Storms River Village
"The pub at Storms River after dark: everyone alive, slightly stunned, and unusually willing to talk to strangers."
Storms River Village is not to be confused with Storms River mouth, which is in the national park eight kilometres away and is a completely different experience. The village is a tiny cluster of accommodation, a few restaurants, a pub, and an adventure booking office on a forest road that feels farther from the N2 than it actually is. I turned off the highway into tree shade and the noise of the traffic disappeared within seconds. There were hadeda ibises in the garden of the guesthouse. The woman at reception was on the phone and gestured for me to sit, which I did, and a cat immediately settled on my foot.

The Bloukrans Bridge bungee is the reason most people stop here. At 216 metres, it is the highest commercial bungee jump in the world, and the bridge it uses is a brutalist arc of concrete spanning a gorge of staggering depth — the river visible at the bottom as a thin silver line, the forest walls dropping vertically on both sides. I did not jump. I watched six people jump in the hour I stood there, and I can report that the sound they make — a brief, involuntary, collective intake of breath from the observers, then silence during the fall, then something between a cheer and a laugh when the cord pulls — is specific to this experience and unlike any other sound I’ve heard in a crowd.
Those who jump come back up on a pulley system and stagger slightly, and their faces have the look of people who have just outrun something. They all end up at the Bloukrans Bungy pub that evening, drinking beers and rewatching their own jump footage on GoPros, and the conversation there has an unusual openness to it — strangers comparing the exact moment their stomach disappeared, the length of the silence before they jumped, whether they cried afterward (several did, with no apparent embarrassment about this).

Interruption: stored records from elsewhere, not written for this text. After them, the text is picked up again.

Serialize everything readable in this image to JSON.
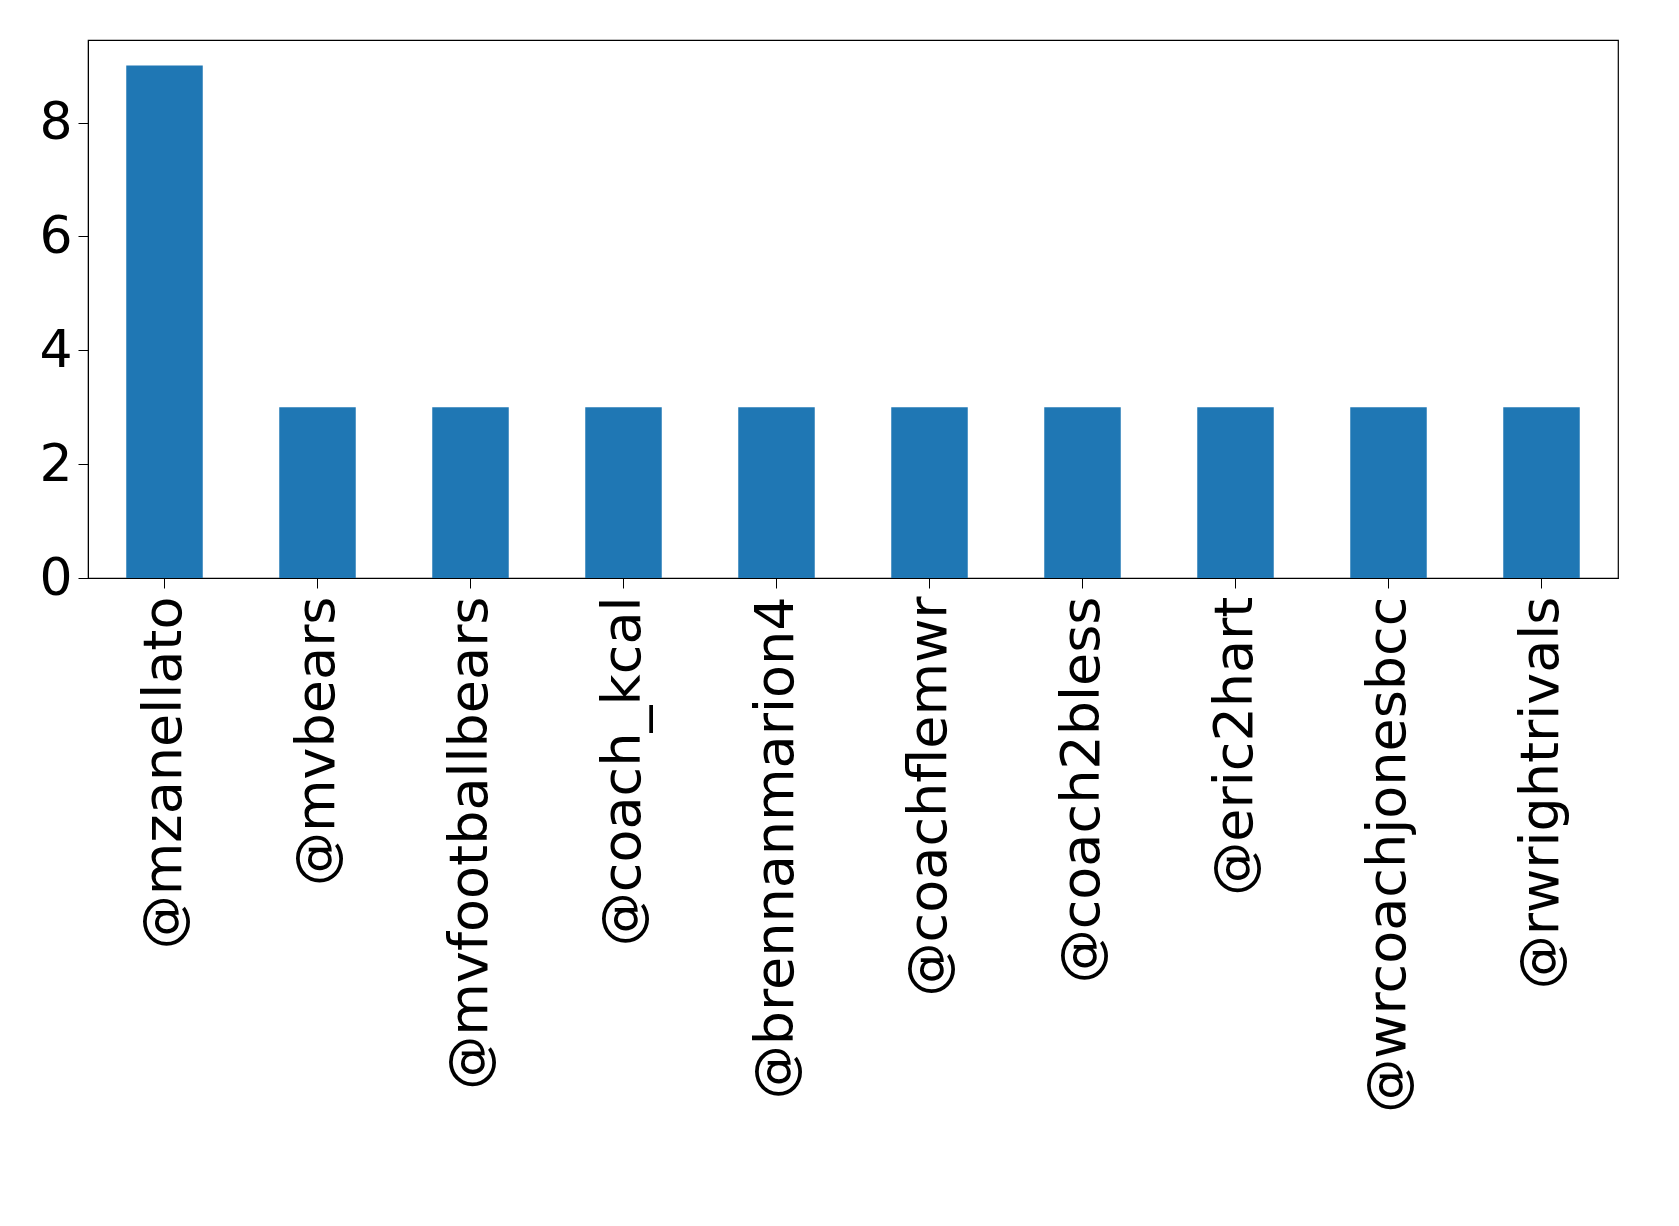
{
  "chart_data": {
    "type": "bar",
    "categories": [
      "@mzanellato",
      "@mvbears",
      "@mvfootballbears",
      "@coach_kcal",
      "@brennanmarion4",
      "@coachflemwr",
      "@coach2bless",
      "@eric2hart",
      "@wrcoachjonesbcc",
      "@rwrightrivals"
    ],
    "values": [
      9,
      3,
      3,
      3,
      3,
      3,
      3,
      3,
      3,
      3
    ],
    "color": "#1f77b4",
    "ylim": [
      0,
      9.45
    ],
    "yticks": [
      0,
      2,
      4,
      6,
      8
    ],
    "grid": false
  }
}
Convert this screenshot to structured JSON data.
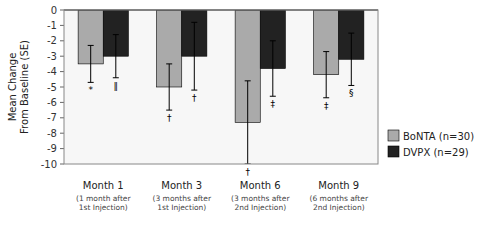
{
  "chart_data": {
    "type": "bar",
    "categories": [
      "Month 1",
      "Month 3",
      "Month 6",
      "Month 9"
    ],
    "subcategories": [
      "(1 month after\n1st Injection)",
      "(3 months after\n1st Injection)",
      "(3 months after\n2nd Injection)",
      "(6 months after\n2nd Injection)"
    ],
    "series": [
      {
        "name": "BoNTA (n=30)",
        "color": "#aaaaaa",
        "values": [
          -3.5,
          -5.0,
          -7.3,
          -4.2
        ],
        "errors": [
          1.2,
          1.5,
          2.7,
          1.5
        ],
        "annotations": [
          "*",
          "†",
          "†",
          "‡"
        ]
      },
      {
        "name": "DVPX (n=29)",
        "color": "#222222",
        "values": [
          -3.0,
          -3.0,
          -3.8,
          -3.2
        ],
        "errors": [
          1.4,
          2.2,
          1.8,
          1.7
        ],
        "annotations": [
          "‖",
          "†",
          "‡",
          "§"
        ]
      }
    ],
    "ylabel": "Mean Change\nFrom Baseline (SE)",
    "ylim": [
      -10,
      0
    ],
    "yticks": [
      0,
      -1,
      -2,
      -3,
      -4,
      -5,
      -6,
      -7,
      -8,
      -9,
      -10
    ],
    "grid": false,
    "legend": "lower right"
  }
}
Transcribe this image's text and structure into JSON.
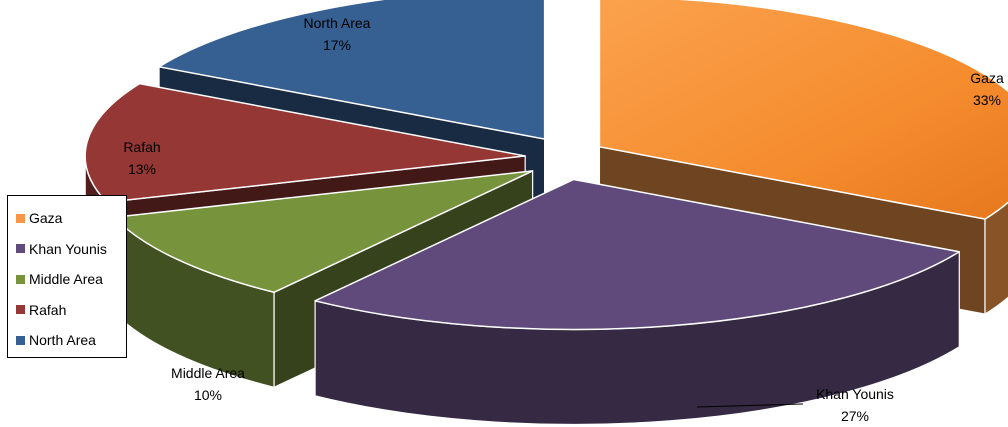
{
  "chart_data": {
    "type": "pie",
    "style": "3d-exploded",
    "categories": [
      "Gaza",
      "Khan Younis",
      "Middle Area",
      "Rafah",
      "North Area"
    ],
    "values": [
      33,
      27,
      10,
      13,
      17
    ],
    "value_labels": [
      "33%",
      "27%",
      "10%",
      "13%",
      "17%"
    ],
    "colors": [
      "#F79646",
      "#604A7B",
      "#77933C",
      "#953735",
      "#376092"
    ],
    "legend_position": "left",
    "title": ""
  }
}
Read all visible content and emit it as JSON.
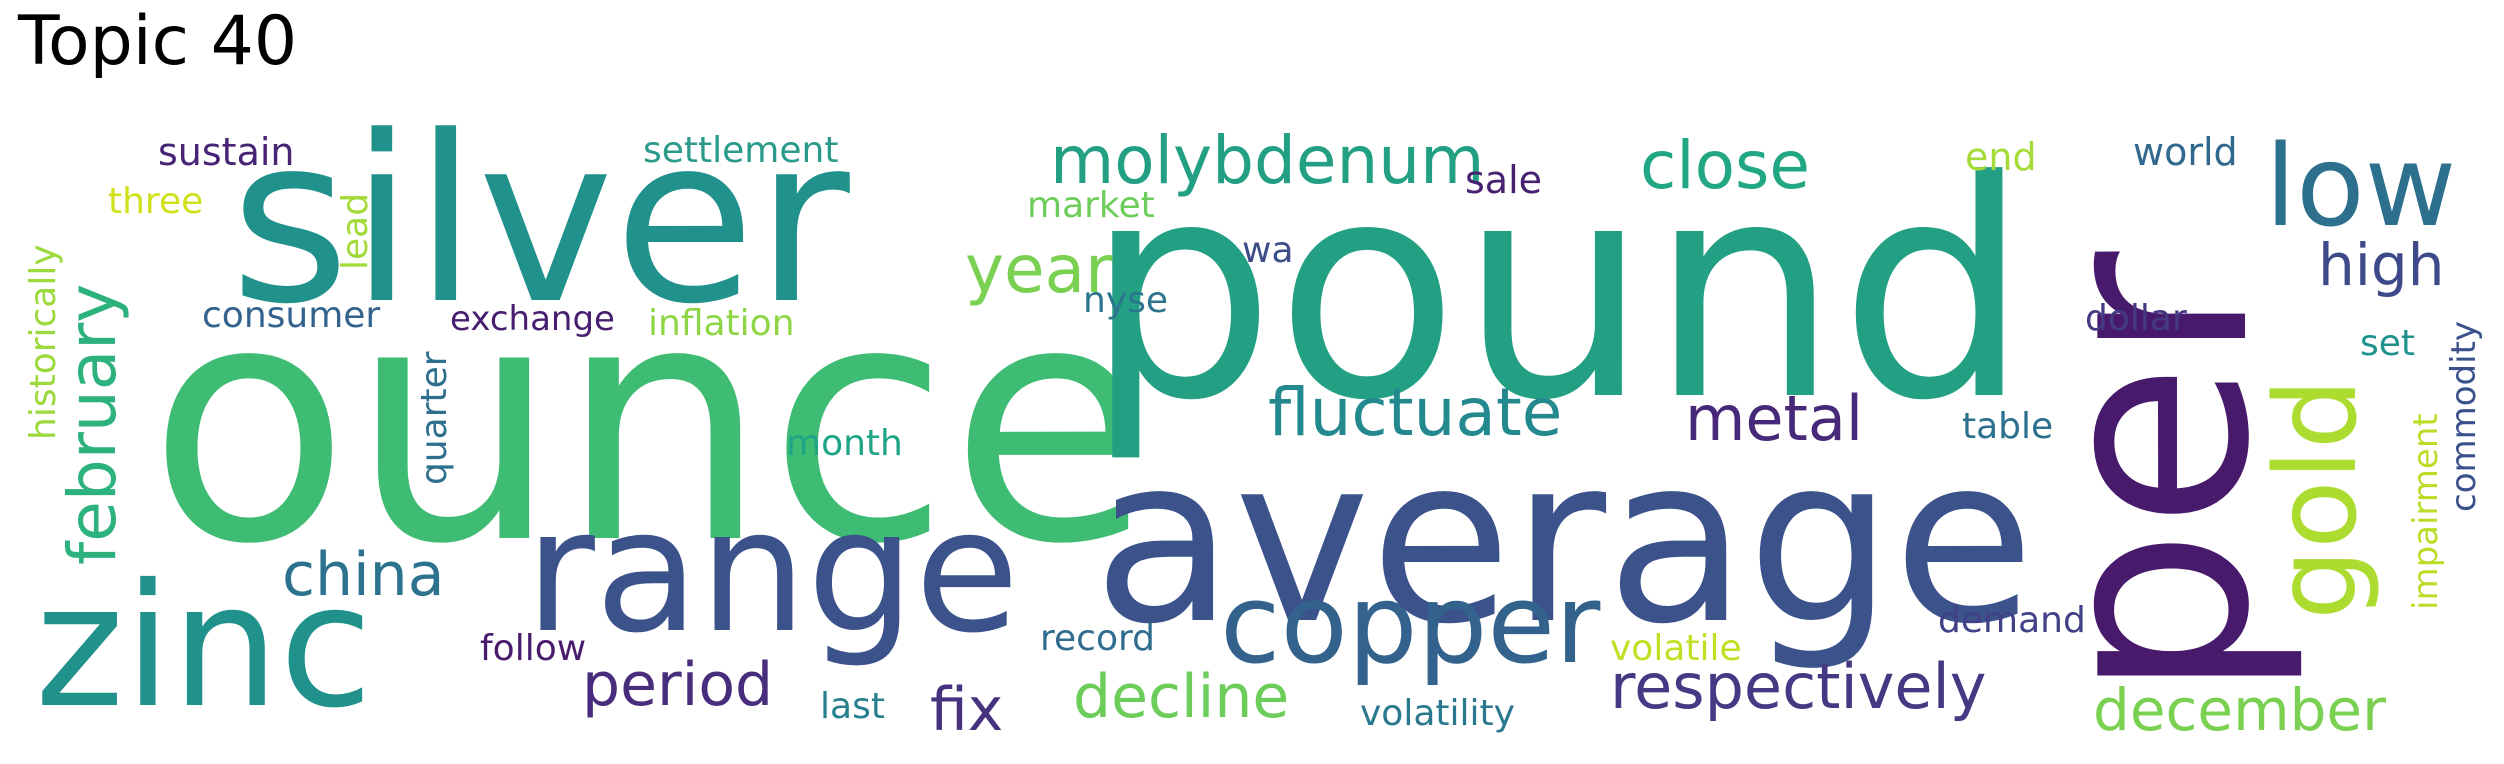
{
  "title": "Topic 40",
  "words": [
    {
      "text": "ounce",
      "color": "#3fbc73"
    },
    {
      "text": "pound",
      "color": "#23a083"
    },
    {
      "text": "per",
      "color": "#481a6c"
    },
    {
      "text": "average",
      "color": "#3b528b"
    },
    {
      "text": "silver",
      "color": "#21918c"
    },
    {
      "text": "range",
      "color": "#3b528b"
    },
    {
      "text": "zinc",
      "color": "#21918c"
    },
    {
      "text": "copper",
      "color": "#33638d"
    },
    {
      "text": "low",
      "color": "#2d708e"
    },
    {
      "text": "gold",
      "color": "#addc30"
    },
    {
      "text": "molybdenum",
      "color": "#23a083"
    },
    {
      "text": "close",
      "color": "#22a785"
    },
    {
      "text": "year",
      "color": "#7ad151"
    },
    {
      "text": "fluctuate",
      "color": "#23898e"
    },
    {
      "text": "metal",
      "color": "#482878"
    },
    {
      "text": "high",
      "color": "#3e4989"
    },
    {
      "text": "february",
      "color": "#2db27d"
    },
    {
      "text": "china",
      "color": "#2c728e"
    },
    {
      "text": "respectively",
      "color": "#443983"
    },
    {
      "text": "period",
      "color": "#472d7b"
    },
    {
      "text": "decline",
      "color": "#6ccd5a"
    },
    {
      "text": "december",
      "color": "#7ad151"
    },
    {
      "text": "fix",
      "color": "#46327e"
    },
    {
      "text": "sustain",
      "color": "#482475"
    },
    {
      "text": "settlement",
      "color": "#2a9a8a"
    },
    {
      "text": "sale",
      "color": "#482071"
    },
    {
      "text": "end",
      "color": "#a5db36"
    },
    {
      "text": "world",
      "color": "#31688e"
    },
    {
      "text": "three",
      "color": "#d0e11c"
    },
    {
      "text": "market",
      "color": "#6ccd5a"
    },
    {
      "text": "lead",
      "color": "#a2da37"
    },
    {
      "text": "wa",
      "color": "#3e4c8a"
    },
    {
      "text": "nyse",
      "color": "#2b758e"
    },
    {
      "text": "consumer",
      "color": "#33638d"
    },
    {
      "text": "exchange",
      "color": "#481f70"
    },
    {
      "text": "inflation",
      "color": "#8ed645"
    },
    {
      "text": "dollar",
      "color": "#443a83"
    },
    {
      "text": "set",
      "color": "#20928c"
    },
    {
      "text": "historically",
      "color": "#9bd93c"
    },
    {
      "text": "quarter",
      "color": "#2e6f8e"
    },
    {
      "text": "month",
      "color": "#20a486"
    },
    {
      "text": "table",
      "color": "#2d708e"
    },
    {
      "text": "impairment",
      "color": "#bade28"
    },
    {
      "text": "commodity",
      "color": "#3b518b"
    },
    {
      "text": "follow",
      "color": "#481b6d"
    },
    {
      "text": "record",
      "color": "#2f6c8e"
    },
    {
      "text": "volatile",
      "color": "#c2df23"
    },
    {
      "text": "demand",
      "color": "#424086"
    },
    {
      "text": "last",
      "color": "#27808e"
    },
    {
      "text": "volatility",
      "color": "#2a788e"
    }
  ]
}
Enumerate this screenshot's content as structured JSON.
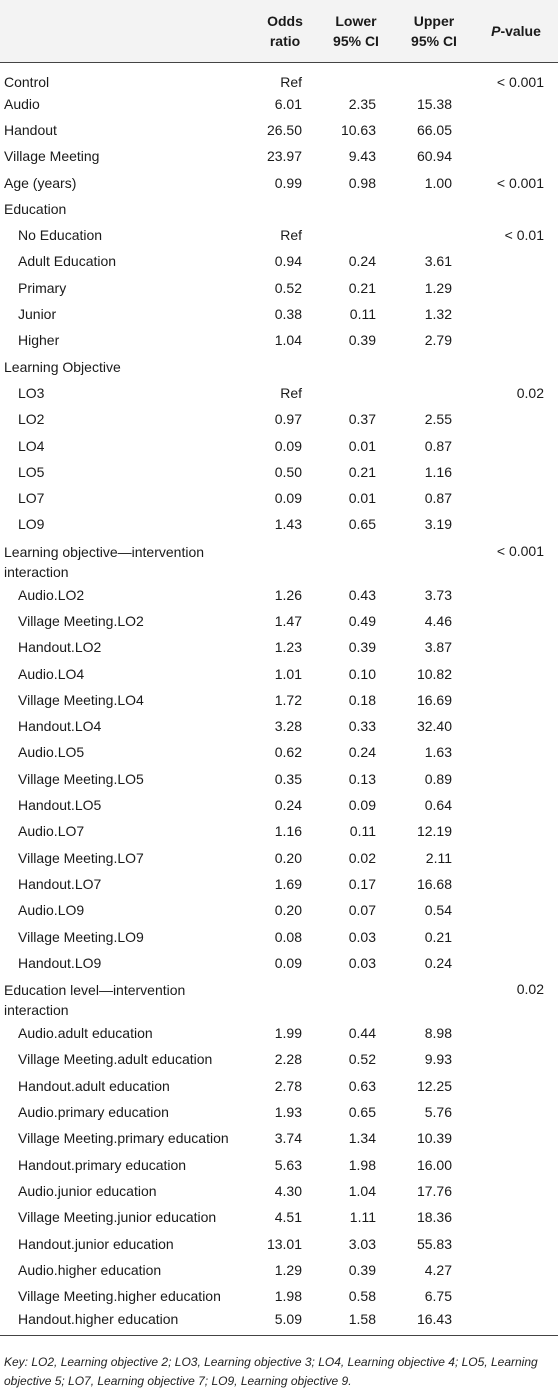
{
  "table": {
    "headers": {
      "odds": [
        "Odds",
        "ratio"
      ],
      "lower": [
        "Lower",
        "95% CI"
      ],
      "upper": [
        "Upper",
        "95% CI"
      ],
      "p_italic": "P",
      "p_rest": "-value"
    },
    "rows": [
      {
        "label": "Control",
        "indent": false,
        "or": "Ref",
        "lower": "",
        "upper": "",
        "p": "< 0.001"
      },
      {
        "label": "Audio",
        "indent": false,
        "or": "6.01",
        "lower": "2.35",
        "upper": "15.38",
        "p": ""
      },
      {
        "label": "Handout",
        "indent": false,
        "or": "26.50",
        "lower": "10.63",
        "upper": "66.05",
        "p": ""
      },
      {
        "label": "Village Meeting",
        "indent": false,
        "or": "23.97",
        "lower": "9.43",
        "upper": "60.94",
        "p": ""
      },
      {
        "label": "Age (years)",
        "indent": false,
        "or": "0.99",
        "lower": "0.98",
        "upper": "1.00",
        "p": "< 0.001"
      },
      {
        "label": "Education",
        "indent": false,
        "or": "",
        "lower": "",
        "upper": "",
        "p": ""
      },
      {
        "label": "No Education",
        "indent": true,
        "or": "Ref",
        "lower": "",
        "upper": "",
        "p": "< 0.01"
      },
      {
        "label": "Adult Education",
        "indent": true,
        "or": "0.94",
        "lower": "0.24",
        "upper": "3.61",
        "p": ""
      },
      {
        "label": "Primary",
        "indent": true,
        "or": "0.52",
        "lower": "0.21",
        "upper": "1.29",
        "p": ""
      },
      {
        "label": "Junior",
        "indent": true,
        "or": "0.38",
        "lower": "0.11",
        "upper": "1.32",
        "p": ""
      },
      {
        "label": "Higher",
        "indent": true,
        "or": "1.04",
        "lower": "0.39",
        "upper": "2.79",
        "p": ""
      },
      {
        "label": "Learning Objective",
        "indent": false,
        "or": "",
        "lower": "",
        "upper": "",
        "p": ""
      },
      {
        "label": "LO3",
        "indent": true,
        "or": "Ref",
        "lower": "",
        "upper": "",
        "p": "0.02"
      },
      {
        "label": "LO2",
        "indent": true,
        "or": "0.97",
        "lower": "0.37",
        "upper": "2.55",
        "p": ""
      },
      {
        "label": "LO4",
        "indent": true,
        "or": "0.09",
        "lower": "0.01",
        "upper": "0.87",
        "p": ""
      },
      {
        "label": "LO5",
        "indent": true,
        "or": "0.50",
        "lower": "0.21",
        "upper": "1.16",
        "p": ""
      },
      {
        "label": "LO7",
        "indent": true,
        "or": "0.09",
        "lower": "0.01",
        "upper": "0.87",
        "p": ""
      },
      {
        "label": "LO9",
        "indent": true,
        "or": "1.43",
        "lower": "0.65",
        "upper": "3.19",
        "p": ""
      },
      {
        "label": "Learning objective—intervention interaction",
        "indent": false,
        "wrap": true,
        "or": "",
        "lower": "",
        "upper": "",
        "p": "< 0.001"
      },
      {
        "label": "Audio.LO2",
        "indent": true,
        "or": "1.26",
        "lower": "0.43",
        "upper": "3.73",
        "p": ""
      },
      {
        "label": "Village Meeting.LO2",
        "indent": true,
        "or": "1.47",
        "lower": "0.49",
        "upper": "4.46",
        "p": ""
      },
      {
        "label": "Handout.LO2",
        "indent": true,
        "or": "1.23",
        "lower": "0.39",
        "upper": "3.87",
        "p": ""
      },
      {
        "label": "Audio.LO4",
        "indent": true,
        "or": "1.01",
        "lower": "0.10",
        "upper": "10.82",
        "p": ""
      },
      {
        "label": "Village Meeting.LO4",
        "indent": true,
        "or": "1.72",
        "lower": "0.18",
        "upper": "16.69",
        "p": ""
      },
      {
        "label": "Handout.LO4",
        "indent": true,
        "or": "3.28",
        "lower": "0.33",
        "upper": "32.40",
        "p": ""
      },
      {
        "label": "Audio.LO5",
        "indent": true,
        "or": "0.62",
        "lower": "0.24",
        "upper": "1.63",
        "p": ""
      },
      {
        "label": "Village Meeting.LO5",
        "indent": true,
        "or": "0.35",
        "lower": "0.13",
        "upper": "0.89",
        "p": ""
      },
      {
        "label": "Handout.LO5",
        "indent": true,
        "or": "0.24",
        "lower": "0.09",
        "upper": "0.64",
        "p": ""
      },
      {
        "label": "Audio.LO7",
        "indent": true,
        "or": "1.16",
        "lower": "0.11",
        "upper": "12.19",
        "p": ""
      },
      {
        "label": "Village Meeting.LO7",
        "indent": true,
        "or": "0.20",
        "lower": "0.02",
        "upper": "2.11",
        "p": ""
      },
      {
        "label": "Handout.LO7",
        "indent": true,
        "or": "1.69",
        "lower": "0.17",
        "upper": "16.68",
        "p": ""
      },
      {
        "label": "Audio.LO9",
        "indent": true,
        "or": "0.20",
        "lower": "0.07",
        "upper": "0.54",
        "p": ""
      },
      {
        "label": "Village Meeting.LO9",
        "indent": true,
        "or": "0.08",
        "lower": "0.03",
        "upper": "0.21",
        "p": ""
      },
      {
        "label": "Handout.LO9",
        "indent": true,
        "or": "0.09",
        "lower": "0.03",
        "upper": "0.24",
        "p": ""
      },
      {
        "label": "Education level—intervention interaction",
        "indent": false,
        "wrap": true,
        "or": "",
        "lower": "",
        "upper": "",
        "p": "0.02"
      },
      {
        "label": "Audio.adult education",
        "indent": true,
        "or": "1.99",
        "lower": "0.44",
        "upper": "8.98",
        "p": ""
      },
      {
        "label": "Village Meeting.adult education",
        "indent": true,
        "or": "2.28",
        "lower": "0.52",
        "upper": "9.93",
        "p": ""
      },
      {
        "label": "Handout.adult education",
        "indent": true,
        "or": "2.78",
        "lower": "0.63",
        "upper": "12.25",
        "p": ""
      },
      {
        "label": "Audio.primary education",
        "indent": true,
        "or": "1.93",
        "lower": "0.65",
        "upper": "5.76",
        "p": ""
      },
      {
        "label": "Village Meeting.primary education",
        "indent": true,
        "or": "3.74",
        "lower": "1.34",
        "upper": "10.39",
        "p": ""
      },
      {
        "label": "Handout.primary education",
        "indent": true,
        "or": "5.63",
        "lower": "1.98",
        "upper": "16.00",
        "p": ""
      },
      {
        "label": "Audio.junior education",
        "indent": true,
        "or": "4.30",
        "lower": "1.04",
        "upper": "17.76",
        "p": ""
      },
      {
        "label": "Village Meeting.junior education",
        "indent": true,
        "or": "4.51",
        "lower": "1.11",
        "upper": "18.36",
        "p": ""
      },
      {
        "label": "Handout.junior education",
        "indent": true,
        "or": "13.01",
        "lower": "3.03",
        "upper": "55.83",
        "p": ""
      },
      {
        "label": "Audio.higher education",
        "indent": true,
        "or": "1.29",
        "lower": "0.39",
        "upper": "4.27",
        "p": ""
      },
      {
        "label": "Village Meeting.higher education",
        "indent": true,
        "or": "1.98",
        "lower": "0.58",
        "upper": "6.75",
        "p": ""
      },
      {
        "label": "Handout.higher education",
        "indent": true,
        "or": "5.09",
        "lower": "1.58",
        "upper": "16.43",
        "p": ""
      }
    ]
  },
  "key_note": "Key: LO2, Learning objective 2; LO3, Learning objective 3; LO4, Learning objective 4; LO5, Learning objective 5; LO7, Learning objective 7; LO9, Learning objective 9."
}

The village itself has a few good eating options built around campfire culture — roasted sweet potato with herb butter, braai plates heavy with boerewors and pap, a local trail mix sold in little paper bags that I lived on for two days of hiking. The Tsitsikamma Eco Village runs guided forest walks from here into sections of the old growth that don’t feature on the main park trails: slow, interpretive, led by guides who know the names and uses of everything. I learned that the bark of the stinkwood tree was used medicinally and that the resin of certain trees was historically used to waterproof the skins of the leather workers. I did not retain the specific chemical information, but I retained the smell of the forest afterwards, which seemed like the more useful knowledge.
When to go: Storms River Village operates year-round, and the forest environment means it stays relatively cool and interesting in all seasons. The bungee runs daily except Christmas Day. If adventure activities are your focus, the shoulder seasons (April–May and September–October) offer good weather and shorter queues at the jump station.